Dieser erste Schrei. Dann die eher beherrschte Siegerfaust und Shakehands auf dem Grün. Schließlich der Ausbruch. Entfesselt. Unkontrolliert. Befreit. Erlöst. Alles schrie Tiger Woods in diesen Minuten nach dem entscheidenden Putt heraus: Die Skandale, die Verletzungen, die Operationen, die Rückschläge; die Jahre voller Angst, voller Zweifel und Verzweiflung. Alles brach sich Bahn in einer emotionalen Extase sondergleichen, während die Kommentatoren weltweit angesichts der Historie des Augenblicks nach Worten rangen.
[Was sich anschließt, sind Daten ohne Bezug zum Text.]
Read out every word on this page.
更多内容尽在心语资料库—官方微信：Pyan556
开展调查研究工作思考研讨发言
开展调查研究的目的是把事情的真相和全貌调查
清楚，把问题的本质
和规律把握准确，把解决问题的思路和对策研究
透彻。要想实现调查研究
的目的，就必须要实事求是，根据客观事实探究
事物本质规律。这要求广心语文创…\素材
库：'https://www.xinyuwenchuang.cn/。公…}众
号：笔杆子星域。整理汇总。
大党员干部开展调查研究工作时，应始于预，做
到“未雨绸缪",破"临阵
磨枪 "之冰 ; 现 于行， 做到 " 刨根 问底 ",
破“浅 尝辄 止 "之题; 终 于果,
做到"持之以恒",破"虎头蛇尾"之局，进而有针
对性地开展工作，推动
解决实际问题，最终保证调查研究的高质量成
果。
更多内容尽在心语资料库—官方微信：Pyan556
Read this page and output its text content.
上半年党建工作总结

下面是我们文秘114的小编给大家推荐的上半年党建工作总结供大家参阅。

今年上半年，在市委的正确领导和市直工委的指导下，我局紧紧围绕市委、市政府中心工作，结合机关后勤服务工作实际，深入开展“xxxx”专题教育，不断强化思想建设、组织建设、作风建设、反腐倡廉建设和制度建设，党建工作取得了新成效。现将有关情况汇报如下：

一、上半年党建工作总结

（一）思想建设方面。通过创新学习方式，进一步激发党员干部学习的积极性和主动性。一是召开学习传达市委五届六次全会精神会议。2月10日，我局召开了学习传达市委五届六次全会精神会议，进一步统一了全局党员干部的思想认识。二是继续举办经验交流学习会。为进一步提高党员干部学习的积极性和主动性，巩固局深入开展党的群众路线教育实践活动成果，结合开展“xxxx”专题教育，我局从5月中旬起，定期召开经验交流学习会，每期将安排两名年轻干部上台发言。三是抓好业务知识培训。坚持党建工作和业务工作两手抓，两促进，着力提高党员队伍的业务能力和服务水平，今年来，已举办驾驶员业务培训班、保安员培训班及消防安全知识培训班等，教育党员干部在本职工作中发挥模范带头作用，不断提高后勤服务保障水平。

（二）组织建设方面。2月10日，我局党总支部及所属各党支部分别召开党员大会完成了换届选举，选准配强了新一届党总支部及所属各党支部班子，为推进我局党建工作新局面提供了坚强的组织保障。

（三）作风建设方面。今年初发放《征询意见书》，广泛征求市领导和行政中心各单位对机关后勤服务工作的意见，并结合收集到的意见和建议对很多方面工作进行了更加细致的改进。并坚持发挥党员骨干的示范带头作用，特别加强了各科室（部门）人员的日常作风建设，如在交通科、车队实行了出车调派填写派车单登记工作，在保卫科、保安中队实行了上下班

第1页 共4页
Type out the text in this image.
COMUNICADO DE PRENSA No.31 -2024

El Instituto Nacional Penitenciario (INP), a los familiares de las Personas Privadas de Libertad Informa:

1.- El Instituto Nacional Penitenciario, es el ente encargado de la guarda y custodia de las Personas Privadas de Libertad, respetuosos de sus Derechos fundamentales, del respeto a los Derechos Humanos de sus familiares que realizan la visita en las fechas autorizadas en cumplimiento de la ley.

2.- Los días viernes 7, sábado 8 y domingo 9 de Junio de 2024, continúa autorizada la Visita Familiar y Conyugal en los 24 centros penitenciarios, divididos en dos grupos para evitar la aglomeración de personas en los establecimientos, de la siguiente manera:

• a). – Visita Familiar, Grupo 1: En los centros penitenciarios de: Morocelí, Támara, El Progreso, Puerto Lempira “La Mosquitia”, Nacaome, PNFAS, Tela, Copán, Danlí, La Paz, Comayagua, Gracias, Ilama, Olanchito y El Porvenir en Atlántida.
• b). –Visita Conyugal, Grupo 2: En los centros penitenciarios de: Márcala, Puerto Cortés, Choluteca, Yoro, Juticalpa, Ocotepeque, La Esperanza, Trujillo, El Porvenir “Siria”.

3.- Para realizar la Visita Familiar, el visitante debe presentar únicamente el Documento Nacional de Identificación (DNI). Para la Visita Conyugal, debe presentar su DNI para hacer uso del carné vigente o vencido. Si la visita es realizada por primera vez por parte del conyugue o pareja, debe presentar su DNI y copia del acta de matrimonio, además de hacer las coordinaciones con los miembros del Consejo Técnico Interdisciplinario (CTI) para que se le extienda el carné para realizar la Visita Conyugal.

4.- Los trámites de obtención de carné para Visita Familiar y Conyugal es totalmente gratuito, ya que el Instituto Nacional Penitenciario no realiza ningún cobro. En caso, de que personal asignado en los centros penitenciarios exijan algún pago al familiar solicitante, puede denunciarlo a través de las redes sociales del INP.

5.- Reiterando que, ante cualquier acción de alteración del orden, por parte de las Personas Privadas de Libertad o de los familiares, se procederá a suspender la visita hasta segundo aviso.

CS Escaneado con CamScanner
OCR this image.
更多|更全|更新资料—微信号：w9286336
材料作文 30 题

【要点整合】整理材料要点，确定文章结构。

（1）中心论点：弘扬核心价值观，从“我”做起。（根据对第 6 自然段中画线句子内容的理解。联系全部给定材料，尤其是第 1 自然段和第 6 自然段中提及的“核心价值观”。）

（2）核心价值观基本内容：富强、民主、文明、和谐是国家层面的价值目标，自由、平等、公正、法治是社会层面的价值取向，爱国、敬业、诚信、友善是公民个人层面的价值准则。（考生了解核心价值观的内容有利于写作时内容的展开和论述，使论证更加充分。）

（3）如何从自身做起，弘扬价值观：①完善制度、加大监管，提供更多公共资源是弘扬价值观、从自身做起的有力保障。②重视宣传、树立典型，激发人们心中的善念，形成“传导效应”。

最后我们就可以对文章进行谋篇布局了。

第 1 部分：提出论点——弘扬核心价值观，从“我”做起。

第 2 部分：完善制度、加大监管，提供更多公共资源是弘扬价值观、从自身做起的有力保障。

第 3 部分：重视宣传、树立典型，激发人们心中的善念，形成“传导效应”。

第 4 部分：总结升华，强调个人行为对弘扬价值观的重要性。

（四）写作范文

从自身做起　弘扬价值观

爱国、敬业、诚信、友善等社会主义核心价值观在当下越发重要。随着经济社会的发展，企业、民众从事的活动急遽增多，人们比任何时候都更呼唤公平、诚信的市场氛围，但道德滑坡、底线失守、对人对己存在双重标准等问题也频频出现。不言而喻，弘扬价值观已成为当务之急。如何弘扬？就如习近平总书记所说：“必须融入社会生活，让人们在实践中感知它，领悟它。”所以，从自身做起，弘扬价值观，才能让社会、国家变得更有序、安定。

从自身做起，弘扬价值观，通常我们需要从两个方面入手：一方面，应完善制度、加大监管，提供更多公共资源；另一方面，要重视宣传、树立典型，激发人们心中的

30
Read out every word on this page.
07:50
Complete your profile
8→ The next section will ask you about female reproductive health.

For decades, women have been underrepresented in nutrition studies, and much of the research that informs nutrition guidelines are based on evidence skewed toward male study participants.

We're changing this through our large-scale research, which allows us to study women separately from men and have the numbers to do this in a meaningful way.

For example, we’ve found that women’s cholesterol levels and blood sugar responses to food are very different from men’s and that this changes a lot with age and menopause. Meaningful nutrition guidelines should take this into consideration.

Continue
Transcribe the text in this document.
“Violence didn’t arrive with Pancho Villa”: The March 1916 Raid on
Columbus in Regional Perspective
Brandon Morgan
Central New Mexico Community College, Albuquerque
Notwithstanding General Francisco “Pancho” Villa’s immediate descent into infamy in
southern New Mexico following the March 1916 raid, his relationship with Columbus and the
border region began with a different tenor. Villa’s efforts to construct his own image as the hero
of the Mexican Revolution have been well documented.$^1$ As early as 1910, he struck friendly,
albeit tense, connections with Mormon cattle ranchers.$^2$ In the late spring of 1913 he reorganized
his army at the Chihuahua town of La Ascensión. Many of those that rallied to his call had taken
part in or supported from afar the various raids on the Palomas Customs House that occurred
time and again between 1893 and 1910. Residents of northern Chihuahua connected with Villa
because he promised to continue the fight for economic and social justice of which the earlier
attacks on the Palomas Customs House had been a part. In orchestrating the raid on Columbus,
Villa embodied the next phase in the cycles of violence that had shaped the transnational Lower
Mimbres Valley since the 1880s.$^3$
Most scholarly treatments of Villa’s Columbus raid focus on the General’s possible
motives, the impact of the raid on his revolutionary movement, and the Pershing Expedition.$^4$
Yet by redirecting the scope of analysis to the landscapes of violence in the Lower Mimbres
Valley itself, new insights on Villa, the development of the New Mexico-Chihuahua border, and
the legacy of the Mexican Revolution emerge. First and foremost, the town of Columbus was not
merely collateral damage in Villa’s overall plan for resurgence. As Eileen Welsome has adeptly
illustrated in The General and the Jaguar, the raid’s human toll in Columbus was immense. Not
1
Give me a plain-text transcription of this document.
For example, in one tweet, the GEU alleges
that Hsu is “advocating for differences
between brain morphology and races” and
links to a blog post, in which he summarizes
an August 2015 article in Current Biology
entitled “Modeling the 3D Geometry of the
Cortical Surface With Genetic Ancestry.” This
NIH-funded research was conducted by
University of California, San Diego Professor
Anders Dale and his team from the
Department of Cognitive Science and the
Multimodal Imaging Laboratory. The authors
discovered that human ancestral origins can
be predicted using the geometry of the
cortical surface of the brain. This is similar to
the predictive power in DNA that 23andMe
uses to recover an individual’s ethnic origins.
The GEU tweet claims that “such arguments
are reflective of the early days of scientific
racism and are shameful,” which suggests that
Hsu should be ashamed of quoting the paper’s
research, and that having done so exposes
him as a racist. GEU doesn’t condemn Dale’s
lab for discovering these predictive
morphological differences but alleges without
„Return to Glory“ („Sky Sports“) traf es wohl am besten. Der Tiger wieder in Grün. Das fünfte Masters, 22 Jahre nach seinem ersten Triumph beim Golf-Hochamt zu Augusta. Das 15. Major, elf Jahre nach der US Open von Torrey Pines. Das erste übrigens, bei dem Woods im Finale nicht von der Spitze weg agierte. Die Krönung seines Comeback, das er mit dem Gewinn der Tour Championship im vergangenen Herbst schon geadelt hatte. Was für ein Paukenschlag. „ESPN“ nannte es eine „Erderschütterung“. Zumindest eine der Sportwelt, das ganz gewiss.
Daddy als YouTube-Held
Hier muss nicht wiederholt werden, was über Woods‘ wundersame Wiedergeburt bereits allerorten geschrieben wurde, es gehört in diesen Tagen zum kleinen Einmaleins jeden Golffans. Und auch die Bilder hat jeder gesehen, der sich ein wenig für dieses zumeist großartige und bei solchen Szenen erst recht grandiose Spiel interessiert. Die völlig aufgelöste Umarmung mit Sohn Charlie Axel (10) und Tochter Sam (11), mit Mutter Kultida und Freundin Erica Herman.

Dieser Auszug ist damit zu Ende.